Robert,

Robert Atkinson wrote:
Hi Bob,
Indeed! I must admit I thought at first that the LPRO was one of unit with 
built-in discipling to an external 1PPS. If this guy was selling in the UK he 
would be breaking advertising rules with his claims. I can see no validity for 
his claim of NIST traceability. NIST specifically say that the GPS signal (let 
alone the output of a GPSDO) is only traceable after the fact by analysing the 
monitoring data.

Which is the correct answer within the context of traceability, such as ISO 17025 (previously ISO 25). Many confuse the issue of adjustment with that of calibration and traceability. Adjustment may be used in a calibration procedure, but is not necessary for traceability. The calibration procedure however involves measuring and recording the deviations in accordance to some strict procedure, and this is done with reference to some reference standard, calculate the tolerances and uncertainties of the measure and also include the tolerance and uncertainty of the reference standard. Traceability is achieved by the combined records of all the transfer standards to the national standard which in itself should be traceable to the international standard.

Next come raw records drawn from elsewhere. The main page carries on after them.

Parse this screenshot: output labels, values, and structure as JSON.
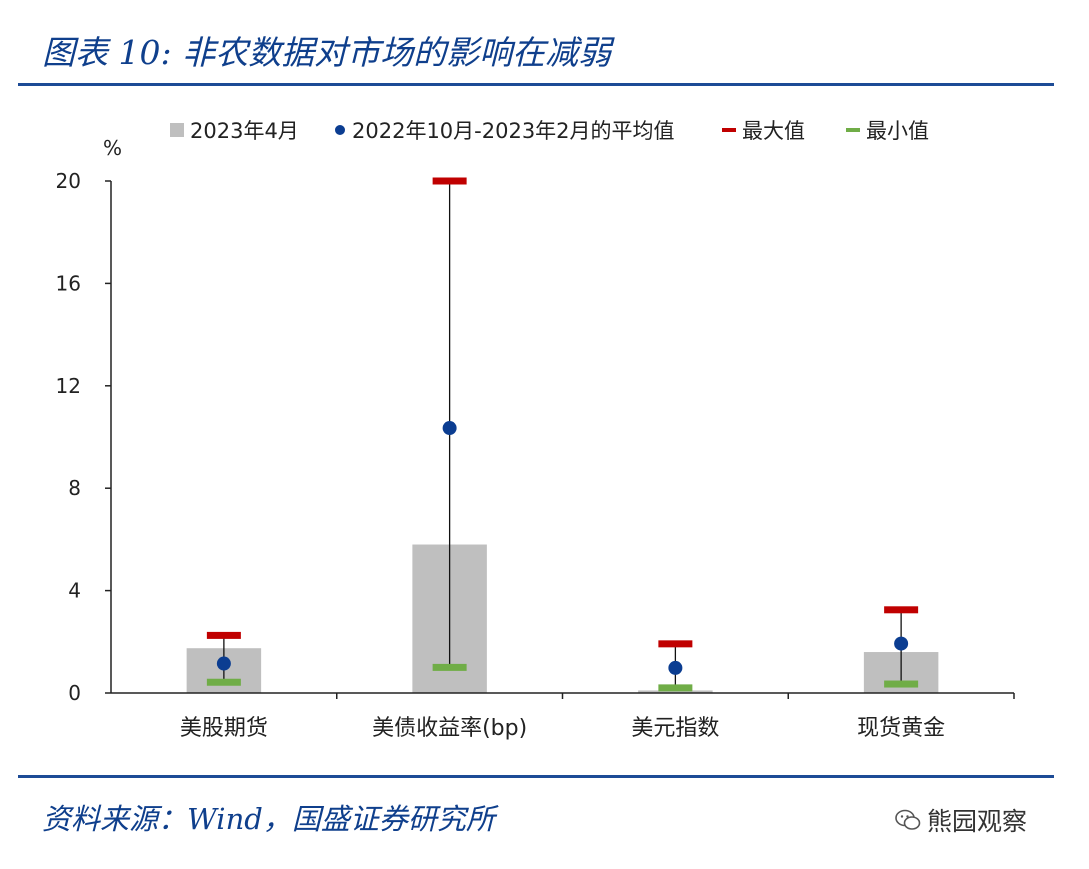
{
  "header": {
    "title": "图表 10:  非农数据对市场的影响在减弱"
  },
  "footer": {
    "source": "资料来源：Wind，国盛证券研究所",
    "watermark": "熊园观察"
  },
  "chart_data": {
    "type": "bar",
    "title": "",
    "ylabel": "%",
    "xlabel": "",
    "ylim": [
      0,
      20
    ],
    "yticks": [
      "0",
      "4",
      "8",
      "12",
      "16",
      "20"
    ],
    "legend_position": "top",
    "categories": [
      "美股期货",
      "美债收益率(bp)",
      "美元指数",
      "现货黄金"
    ],
    "series": [
      {
        "name": "2023年4月",
        "kind": "bar",
        "color": "#bfbfbf",
        "values": [
          1.75,
          5.8,
          0.1,
          1.6
        ]
      },
      {
        "name": "2022年10月-2023年2月的平均值",
        "kind": "dot",
        "color": "#0b3d91",
        "values": [
          1.15,
          10.35,
          0.98,
          1.93
        ]
      },
      {
        "name": "最大值",
        "kind": "dash",
        "color": "#c00000",
        "values": [
          2.25,
          20.0,
          1.92,
          3.25
        ]
      },
      {
        "name": "最小值",
        "kind": "dash",
        "color": "#70ad47",
        "values": [
          0.42,
          1.0,
          0.2,
          0.35
        ]
      }
    ]
  }
}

You can have a clock being all wrong, but with propper traceability and no adjustment, you could make readings within certain limits traceable to the national standard. You can adjust all you want on a clock, but have no evidence of its current or previous reading.

Disciplining does not give traceability, but you can get adjustments and for some applications sufficient precission. Traceability is thus a heavy word to swing.

Disciplining an LRPO to GPS seems like a good idea thought. Can get you very nice hold-over properties.